Non serve essere audiofili incalliti per apprezzare le AirPods Max 2. Però, ammettiamolo, ci vuole un bel po’ di coraggio per tirar fuori il portafogli e portarsele a casa. Apple ha aggiornato le sue cuffie over ear di fascia altissima, e la domanda che tutti si fanno è sempre la stessa: il salto rispetto alla prima generazione giustifica il prezzo? La risposta non è così scontata come potrebbe sembrare.
Partiamo da quello che si nota subito. La qualità audio delle AirPods Max 2 resta eccellente, probabilmente tra le migliori nel panorama delle cuffie wireless consumer. Chi le indossa per la prima volta percepisce una ricchezza sonora che poche rivali riescono a offrire. I bassi sono pieni senza essere invadenti, le frequenze medie hanno una chiarezza quasi disarmante, e gli alti non affaticano neanche dopo ore di ascolto. Apple ha lavorato parecchio sul chip H2, che gestisce in modo più intelligente la cancellazione attiva del rumore e la modalità trasparenza. Quest’ultima, va detto, è talmente naturale da far quasi dimenticare di avere delle cuffie addosso.

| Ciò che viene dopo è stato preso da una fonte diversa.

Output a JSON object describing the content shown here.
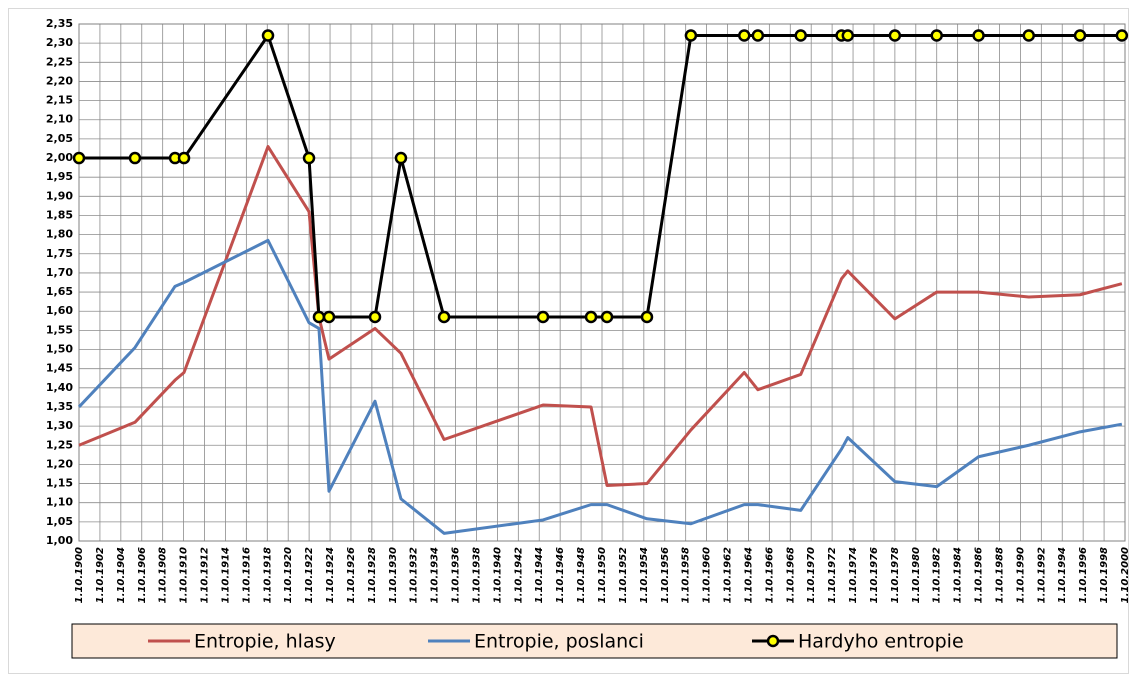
{
  "chart_data": {
    "type": "line",
    "x": [
      1900,
      1905.35,
      1909.18,
      1910.04,
      1918.07,
      1921.99,
      1922.94,
      1923.9,
      1928.3,
      1930.78,
      1934.9,
      1944.36,
      1948.95,
      1950.48,
      1954.3,
      1958.5,
      1963.6,
      1964.9,
      1969.0,
      1972.9,
      1973.5,
      1978.0,
      1982.0,
      1986.0,
      1990.8,
      1995.7,
      1999.7
    ],
    "series": [
      {
        "name": "Entropie, hlasy",
        "color": "#c0504d",
        "marker": false,
        "values": [
          1.25,
          1.31,
          1.42,
          1.44,
          2.03,
          1.86,
          1.585,
          1.475,
          1.555,
          1.49,
          1.265,
          1.355,
          1.35,
          1.145,
          1.15,
          1.29,
          1.44,
          1.395,
          1.435,
          1.685,
          1.705,
          1.58,
          1.65,
          1.65,
          1.637,
          1.643,
          1.672
        ]
      },
      {
        "name": "Entropie, poslanci",
        "color": "#4f81bd",
        "marker": false,
        "values": [
          1.35,
          1.505,
          1.665,
          1.675,
          1.785,
          1.57,
          1.555,
          1.13,
          1.365,
          1.11,
          1.02,
          1.055,
          1.095,
          1.095,
          1.058,
          1.045,
          1.095,
          1.095,
          1.08,
          1.24,
          1.27,
          1.155,
          1.142,
          1.22,
          1.25,
          1.285,
          1.305
        ]
      },
      {
        "name": "Hardyho entropie",
        "color": "#000000",
        "marker": true,
        "marker_color": "#ffff00",
        "values": [
          2.0,
          2.0,
          2.0,
          2.0,
          2.32,
          2.0,
          1.585,
          1.585,
          1.585,
          2.0,
          1.585,
          1.585,
          1.585,
          1.585,
          1.585,
          2.32,
          2.32,
          2.32,
          2.32,
          2.32,
          2.32,
          2.32,
          2.32,
          2.32,
          2.32,
          2.32,
          2.32
        ]
      }
    ],
    "xlim": [
      1900,
      2000
    ],
    "xticks": [
      {
        "value": 1900,
        "label": "1.10.1900"
      },
      {
        "value": 1902,
        "label": "1.10.1902"
      },
      {
        "value": 1904,
        "label": "1.10.1904"
      },
      {
        "value": 1906,
        "label": "1.10.1906"
      },
      {
        "value": 1908,
        "label": "1.10.1908"
      },
      {
        "value": 1910,
        "label": "1.10.1910"
      },
      {
        "value": 1912,
        "label": "1.10.1912"
      },
      {
        "value": 1914,
        "label": "1.10.1914"
      },
      {
        "value": 1916,
        "label": "1.10.1916"
      },
      {
        "value": 1918,
        "label": "1.10.1918"
      },
      {
        "value": 1920,
        "label": "1.10.1920"
      },
      {
        "value": 1922,
        "label": "1.10.1922"
      },
      {
        "value": 1924,
        "label": "1.10.1924"
      },
      {
        "value": 1926,
        "label": "1.10.1926"
      },
      {
        "value": 1928,
        "label": "1.10.1928"
      },
      {
        "value": 1930,
        "label": "1.10.1930"
      },
      {
        "value": 1932,
        "label": "1.10.1932"
      },
      {
        "value": 1934,
        "label": "1.10.1934"
      },
      {
        "value": 1936,
        "label": "1.10.1936"
      },
      {
        "value": 1938,
        "label": "1.10.1938"
      },
      {
        "value": 1940,
        "label": "1.10.1940"
      },
      {
        "value": 1942,
        "label": "1.10.1942"
      },
      {
        "value": 1944,
        "label": "1.10.1944"
      },
      {
        "value": 1946,
        "label": "1.10.1946"
      },
      {
        "value": 1948,
        "label": "1.10.1948"
      },
      {
        "value": 1950,
        "label": "1.10.1950"
      },
      {
        "value": 1952,
        "label": "1.10.1952"
      },
      {
        "value": 1954,
        "label": "1.10.1954"
      },
      {
        "value": 1956,
        "label": "1.10.1956"
      },
      {
        "value": 1958,
        "label": "1.10.1958"
      },
      {
        "value": 1960,
        "label": "1.10.1960"
      },
      {
        "value": 1962,
        "label": "1.10.1962"
      },
      {
        "value": 1964,
        "label": "1.10.1964"
      },
      {
        "value": 1966,
        "label": "1.10.1966"
      },
      {
        "value": 1968,
        "label": "1.10.1968"
      },
      {
        "value": 1970,
        "label": "1.10.1970"
      },
      {
        "value": 1972,
        "label": "1.10.1972"
      },
      {
        "value": 1974,
        "label": "1.10.1974"
      },
      {
        "value": 1976,
        "label": "1.10.1976"
      },
      {
        "value": 1978,
        "label": "1.10.1978"
      },
      {
        "value": 1980,
        "label": "1.10.1980"
      },
      {
        "value": 1982,
        "label": "1.10.1982"
      },
      {
        "value": 1984,
        "label": "1.10.1984"
      },
      {
        "value": 1986,
        "label": "1.10.1986"
      },
      {
        "value": 1988,
        "label": "1.10.1988"
      },
      {
        "value": 1990,
        "label": "1.10.1990"
      },
      {
        "value": 1992,
        "label": "1.10.1992"
      },
      {
        "value": 1994,
        "label": "1.10.1994"
      },
      {
        "value": 1996,
        "label": "1.10.1996"
      },
      {
        "value": 1998,
        "label": "1.10.1998"
      },
      {
        "value": 2000,
        "label": "1.10.2000"
      }
    ],
    "ylim": [
      1.0,
      2.35
    ],
    "yticks": [
      {
        "value": 1.0,
        "label": "1,00"
      },
      {
        "value": 1.05,
        "label": "1,05"
      },
      {
        "value": 1.1,
        "label": "1,10"
      },
      {
        "value": 1.15,
        "label": "1,15"
      },
      {
        "value": 1.2,
        "label": "1,20"
      },
      {
        "value": 1.25,
        "label": "1,25"
      },
      {
        "value": 1.3,
        "label": "1,30"
      },
      {
        "value": 1.35,
        "label": "1,35"
      },
      {
        "value": 1.4,
        "label": "1,40"
      },
      {
        "value": 1.45,
        "label": "1,45"
      },
      {
        "value": 1.5,
        "label": "1,50"
      },
      {
        "value": 1.55,
        "label": "1,55"
      },
      {
        "value": 1.6,
        "label": "1,60"
      },
      {
        "value": 1.65,
        "label": "1,65"
      },
      {
        "value": 1.7,
        "label": "1,70"
      },
      {
        "value": 1.75,
        "label": "1,75"
      },
      {
        "value": 1.8,
        "label": "1,80"
      },
      {
        "value": 1.85,
        "label": "1,85"
      },
      {
        "value": 1.9,
        "label": "1,90"
      },
      {
        "value": 1.95,
        "label": "1,95"
      },
      {
        "value": 2.0,
        "label": "2,00"
      },
      {
        "value": 2.05,
        "label": "2,05"
      },
      {
        "value": 2.1,
        "label": "2,10"
      },
      {
        "value": 2.15,
        "label": "2,15"
      },
      {
        "value": 2.2,
        "label": "2,20"
      },
      {
        "value": 2.25,
        "label": "2,25"
      },
      {
        "value": 2.3,
        "label": "2,30"
      },
      {
        "value": 2.35,
        "label": "2,35"
      }
    ],
    "grid": true,
    "legend": "bottom"
  }
}
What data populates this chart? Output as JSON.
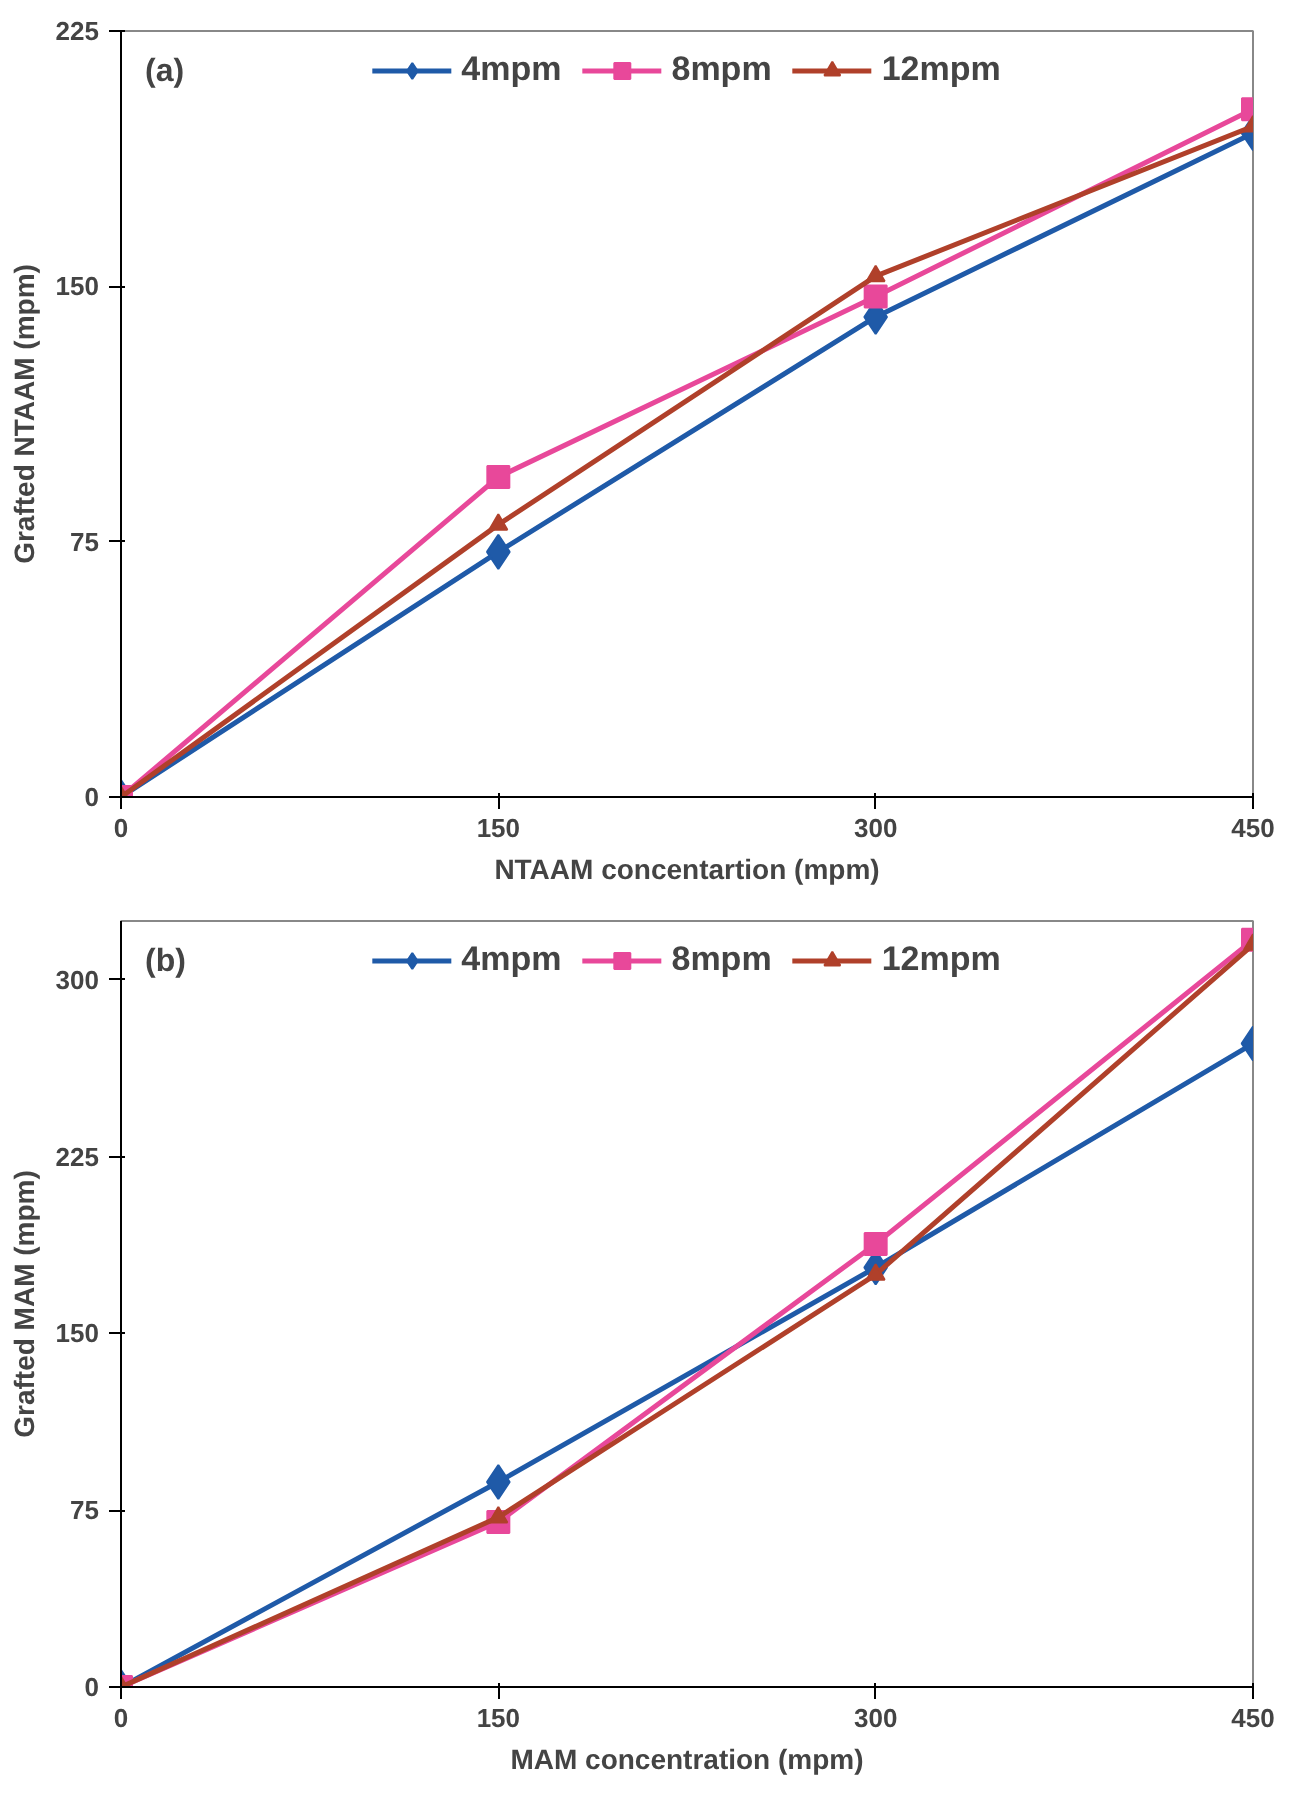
{
  "chart_data": [
    {
      "type": "line",
      "annotations": [
        "(a)"
      ],
      "xlabel": "NTAAM concentartion (mpm)",
      "ylabel": "Grafted NTAAM (mpm)",
      "x": [
        0,
        150,
        300,
        450
      ],
      "xlim": [
        0,
        450
      ],
      "xticks": [
        0,
        150,
        300,
        450
      ],
      "ylim": [
        0,
        225
      ],
      "yticks": [
        0,
        75,
        150,
        225
      ],
      "grid": false,
      "legend": "top",
      "series": [
        {
          "name": "4mpm",
          "color": "#1f5aa8",
          "marker": "diamond",
          "values": [
            0,
            72,
            141,
            195
          ]
        },
        {
          "name": "8mpm",
          "color": "#e8489a",
          "marker": "square",
          "values": [
            0,
            94,
            147,
            202
          ]
        },
        {
          "name": "12mpm",
          "color": "#b0402a",
          "marker": "triangle",
          "values": [
            0,
            80,
            153,
            197
          ]
        }
      ]
    },
    {
      "type": "line",
      "annotations": [
        "(b)"
      ],
      "xlabel": "MAM concentration (mpm)",
      "ylabel": "Grafted MAM (mpm)",
      "x": [
        0,
        150,
        300,
        450
      ],
      "xlim": [
        0,
        450
      ],
      "xticks": [
        0,
        150,
        300,
        450
      ],
      "ylim": [
        0,
        325
      ],
      "yticks": [
        0,
        75,
        150,
        225,
        300
      ],
      "grid": false,
      "legend": "top",
      "series": [
        {
          "name": "4mpm",
          "color": "#1f5aa8",
          "marker": "diamond",
          "values": [
            0,
            87,
            178,
            273
          ]
        },
        {
          "name": "8mpm",
          "color": "#e8489a",
          "marker": "square",
          "values": [
            0,
            70,
            188,
            317
          ]
        },
        {
          "name": "12mpm",
          "color": "#b0402a",
          "marker": "triangle",
          "values": [
            0,
            72,
            175,
            315
          ]
        }
      ]
    }
  ]
}
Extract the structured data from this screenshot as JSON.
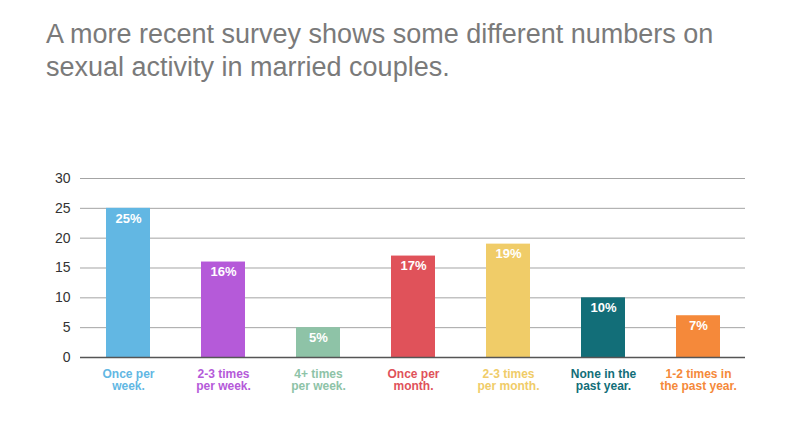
{
  "chart_data": {
    "type": "bar",
    "title": "A more recent survey shows some different numbers on sexual activity in married couples.",
    "categories": [
      "Once per week.",
      "2-3 times per week.",
      "4+ times per week.",
      "Once per month.",
      "2-3 times per month.",
      "None in the past year.",
      "1-2 times in the past year."
    ],
    "values": [
      25,
      16,
      5,
      17,
      19,
      10,
      7
    ],
    "value_labels": [
      "25%",
      "16%",
      "5%",
      "17%",
      "19%",
      "10%",
      "7%"
    ],
    "colors": [
      "#62b7e3",
      "#b55ad9",
      "#8ec3a7",
      "#e0525a",
      "#f0cc68",
      "#126e78",
      "#f5893a"
    ],
    "ylim": [
      0,
      30
    ],
    "yticks": [
      0,
      5,
      10,
      15,
      20,
      25,
      30
    ],
    "grid": true,
    "data_labels": true
  }
}
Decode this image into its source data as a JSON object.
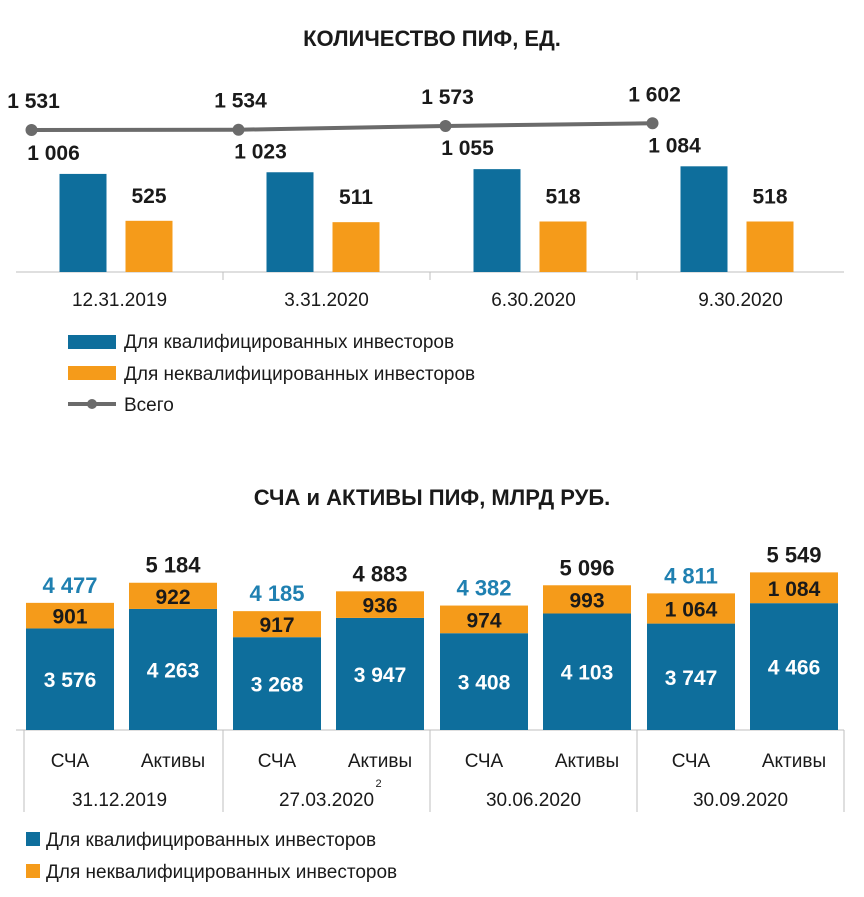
{
  "colors": {
    "blue": "#0e6e9c",
    "orange": "#f59b1a",
    "gray": "#6b6b6b",
    "total_label_blue": "#1f80b1",
    "axis": "#bfbfbf"
  },
  "chart_data": [
    {
      "type": "bar",
      "title": "КОЛИЧЕСТВО ПИФ, ЕД.",
      "categories": [
        "12.31.2019",
        "3.31.2020",
        "6.30.2020",
        "9.30.2020"
      ],
      "series": [
        {
          "name": "Для квалифицированных инвесторов",
          "type": "bar",
          "color": "#0e6e9c",
          "values": [
            1006,
            1023,
            1055,
            1084
          ],
          "labels": [
            "1 006",
            "1 023",
            "1 055",
            "1 084"
          ]
        },
        {
          "name": "Для неквалифицированных инвесторов",
          "type": "bar",
          "color": "#f59b1a",
          "values": [
            525,
            511,
            518,
            518
          ],
          "labels": [
            "525",
            "511",
            "518",
            "518"
          ]
        },
        {
          "name": "Всего",
          "type": "line",
          "color": "#6b6b6b",
          "values": [
            1531,
            1534,
            1573,
            1602
          ],
          "labels": [
            "1 531",
            "1 534",
            "1 573",
            "1 602"
          ]
        }
      ],
      "legend": [
        "Для квалифицированных инвесторов",
        "Для неквалифицированных инвесторов",
        "Всего"
      ],
      "legend_placement": "bottom-left"
    },
    {
      "type": "bar",
      "stacked": true,
      "title": "СЧА и АКТИВЫ ПИФ, МЛРД РУБ.",
      "groups": [
        {
          "date": "31.12.2019",
          "footnote": "",
          "bars": [
            {
              "label": "СЧА",
              "qual": 3576,
              "nonqual": 901,
              "total": 4477,
              "qual_label": "3 576",
              "nonqual_label": "901",
              "total_label": "4 477"
            },
            {
              "label": "Активы",
              "qual": 4263,
              "nonqual": 922,
              "total": 5184,
              "qual_label": "4 263",
              "nonqual_label": "922",
              "total_label": "5 184"
            }
          ]
        },
        {
          "date": "27.03.2020",
          "footnote": "2",
          "bars": [
            {
              "label": "СЧА",
              "qual": 3268,
              "nonqual": 917,
              "total": 4185,
              "qual_label": "3 268",
              "nonqual_label": "917",
              "total_label": "4 185"
            },
            {
              "label": "Активы",
              "qual": 3947,
              "nonqual": 936,
              "total": 4883,
              "qual_label": "3 947",
              "nonqual_label": "936",
              "total_label": "4 883"
            }
          ]
        },
        {
          "date": "30.06.2020",
          "footnote": "",
          "bars": [
            {
              "label": "СЧА",
              "qual": 3408,
              "nonqual": 974,
              "total": 4382,
              "qual_label": "3 408",
              "nonqual_label": "974",
              "total_label": "4 382"
            },
            {
              "label": "Активы",
              "qual": 4103,
              "nonqual": 993,
              "total": 5096,
              "qual_label": "4 103",
              "nonqual_label": "993",
              "total_label": "5 096"
            }
          ]
        },
        {
          "date": "30.09.2020",
          "footnote": "",
          "bars": [
            {
              "label": "СЧА",
              "qual": 3747,
              "nonqual": 1064,
              "total": 4811,
              "qual_label": "3 747",
              "nonqual_label": "1 064",
              "total_label": "4 811"
            },
            {
              "label": "Активы",
              "qual": 4466,
              "nonqual": 1084,
              "total": 5549,
              "qual_label": "4 466",
              "nonqual_label": "1 084",
              "total_label": "5 549"
            }
          ]
        }
      ],
      "series": [
        {
          "name": "Для квалифицированных инвесторов",
          "color": "#0e6e9c"
        },
        {
          "name": "Для неквалифицированных инвесторов",
          "color": "#f59b1a"
        }
      ],
      "legend": [
        "Для квалифицированных инвесторов",
        "Для неквалифицированных инвесторов"
      ],
      "legend_placement": "bottom-left"
    }
  ]
}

Comfort, design e quella custodia che fa ancora discutere
Sul fronte del design, le AirPods Max 2 non stravolgono nulla. Apple ha mantenuto la struttura in alluminio e acciaio, i cuscinetti in memory foam rivestiti di tessuto traspirante e quell’archetto che distribuisce il peso sulla testa in modo sorprendentemente equilibrato. Sono cuffie pesanti, su questo non ci piove. Eppure il comfort durante sessioni prolungate è superiore a quello di molte concorrenti più leggere. Una questione di ergonomia ben studiata, più che di grammi sulla bilancia.
E poi c’è la custodia. Apple ha finalmente abbandonato quel design a borsetta che aveva fatto storcere il naso a mezzo mondo. La nuova custodia è più protettiva, copre interamente le cuffie e ha un aspetto decisamente più serio. Un miglioramento che era francamente doveroso.
La durata della batteria si attesta sulle 20 ore con cancellazione attiva del rumore, un dato in linea con le aspettative e sufficiente per coprire anche le giornate più intense. La ricarica avviene tramite USB C, finalmente, abbandonando il Lightning che nel 2025 sarebbe stato davvero anacronistico.
Per chi sono davvero queste cuffie?
Le AirPods Max 2 non sono per tutti, e Apple lo sa benissimo. Sono pensate per chi vive nell’ecosistema Apple e vuole il meglio senza compromessi. L’integrazione con iPhone, iPad e Mac è fluida come ci si aspetta, il passaggio automatico tra dispositivi funziona senza intoppi e Siri risponde con reattività migliorata.
Chi cerca un rapporto qualità prezzo aggressivo dovrebbe guardare altrove. Ma chi desidera un prodotto premium, costruito con materiali di primo livello e con un suono che emoziona davvero, nelle AirPods Max 2 troverà esattamente quello che cerca. Serve solo quel pizzico di audacia per premere il tasto “acquista”.